The final straw came last week, but a British royal's journey from Randy Andy to pariah prince was decades in the making.
Prince Andrew's dating deeds made him a British tabloid darling in the '70s and '80s, but it took a disastrous BBC interview on Nov. 16 defending his relationship with convicted sex offender Jeffrey Epstein to get him bounced from Buckingham Palace.
Within four days, Andrew issued a statement that said he was going to "step back from public duties for the foreseeable future."
"It has become clear to me over the last few days that the circumstances relating to my former association with Jeffrey Epstein has become a major disruption to my family's work and the valuable work going on in the many organizations and charities that I am proud to support," read the official palace message.
Reports say his monarch mom fired him, yanking his $320,000 annual palace salary.

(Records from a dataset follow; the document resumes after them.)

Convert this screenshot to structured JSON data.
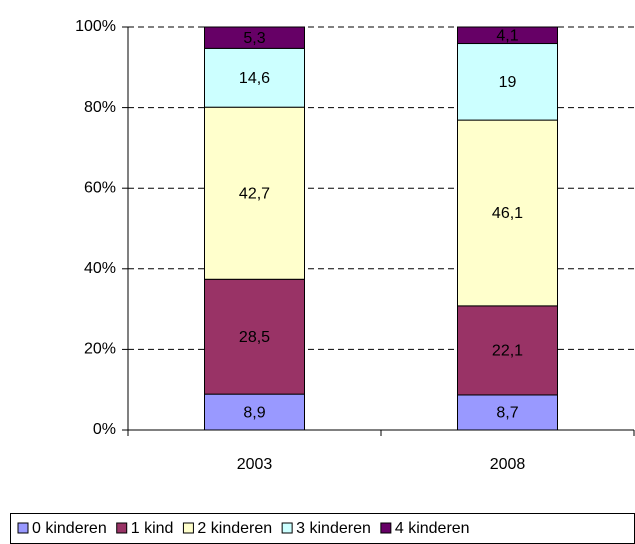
{
  "chart_data": {
    "type": "bar",
    "stacked": true,
    "categories": [
      "2003",
      "2008"
    ],
    "series": [
      {
        "name": "0 kinderen",
        "color": "#9999ff",
        "values": [
          8.9,
          8.7
        ],
        "value_labels": [
          "8,9",
          "8,7"
        ]
      },
      {
        "name": "1 kind",
        "color": "#993366",
        "values": [
          28.5,
          22.1
        ],
        "value_labels": [
          "28,5",
          "22,1"
        ]
      },
      {
        "name": "2 kinderen",
        "color": "#ffffcc",
        "values": [
          42.7,
          46.1
        ],
        "value_labels": [
          "42,7",
          "46,1"
        ]
      },
      {
        "name": "3 kinderen",
        "color": "#ccffff",
        "values": [
          14.6,
          19
        ],
        "value_labels": [
          "14,6",
          "19"
        ]
      },
      {
        "name": "4 kinderen",
        "color": "#660066",
        "values": [
          5.3,
          4.1
        ],
        "value_labels": [
          "5,3",
          "4,1"
        ]
      }
    ],
    "ylim": [
      0,
      100
    ],
    "yticks": [
      {
        "value": 0,
        "label": "0%"
      },
      {
        "value": 20,
        "label": "20%"
      },
      {
        "value": 40,
        "label": "40%"
      },
      {
        "value": 60,
        "label": "60%"
      },
      {
        "value": 80,
        "label": "80%"
      },
      {
        "value": 100,
        "label": "100%"
      }
    ],
    "grid": true,
    "legend": "bottom"
  }
}
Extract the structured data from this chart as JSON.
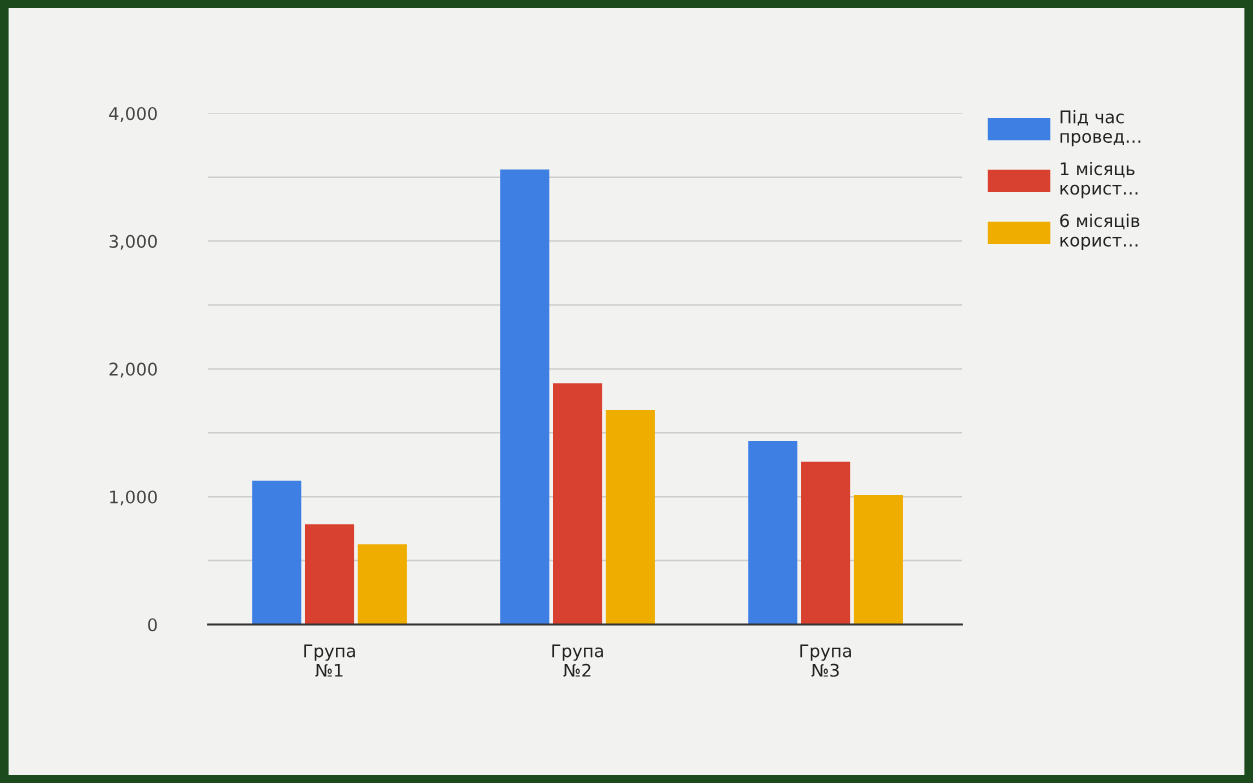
{
  "chart_data": {
    "type": "bar",
    "categories": [
      "Група №1",
      "Група №2",
      "Група №3"
    ],
    "series": [
      {
        "name": "Під час провед…",
        "color": "#3e7fe4",
        "values": [
          1125,
          3560,
          1436
        ]
      },
      {
        "name": "1 місяць корист…",
        "color": "#d8402f",
        "values": [
          785,
          1887,
          1274
        ]
      },
      {
        "name": "6 місяців корист…",
        "color": "#efad00",
        "values": [
          628,
          1678,
          1013
        ]
      }
    ],
    "ylim": [
      0,
      4000
    ],
    "yticks": [
      0,
      {
        "value": 500,
        "label": null
      },
      {
        "value": 1000,
        "label": "1,000"
      },
      {
        "value": 1500,
        "label": null
      },
      {
        "value": 2000,
        "label": "2,000"
      },
      {
        "value": 2500,
        "label": null
      },
      {
        "value": 3000,
        "label": "3,000"
      },
      {
        "value": 3500,
        "label": null
      },
      {
        "value": 4000,
        "label": "4,000"
      }
    ],
    "grid": "y",
    "legend": "top right"
  }
}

The duke became prince non grata after he not only failed to express any compassion for Epstein's victims in the TV sit-down but also managed to confirm that his 2010 stay at Epstein's Manhattan mansion _ after the predator served 13 months for procuring a minor for prostitution _ included a dinner party.
Confronted with photographic evidence he at least met a teen Epstein "sex slave" who says she was coerced into sleeping with him, the 59-year-old told the BBC he believes the image was "faked."
The vice admiral then bizarrely boasted that an "overdose of adrenalin" suffered in the Falklands War left him unable to perspire, so the woman's claim he that he was sweating like a pig actually exonerated him.
The interview was widely panned in the British media, with Royal Central editor Charlie Proctor calling it a "plane crashing into an oil tanker, causing a tsunami, triggering a nuclear explosion."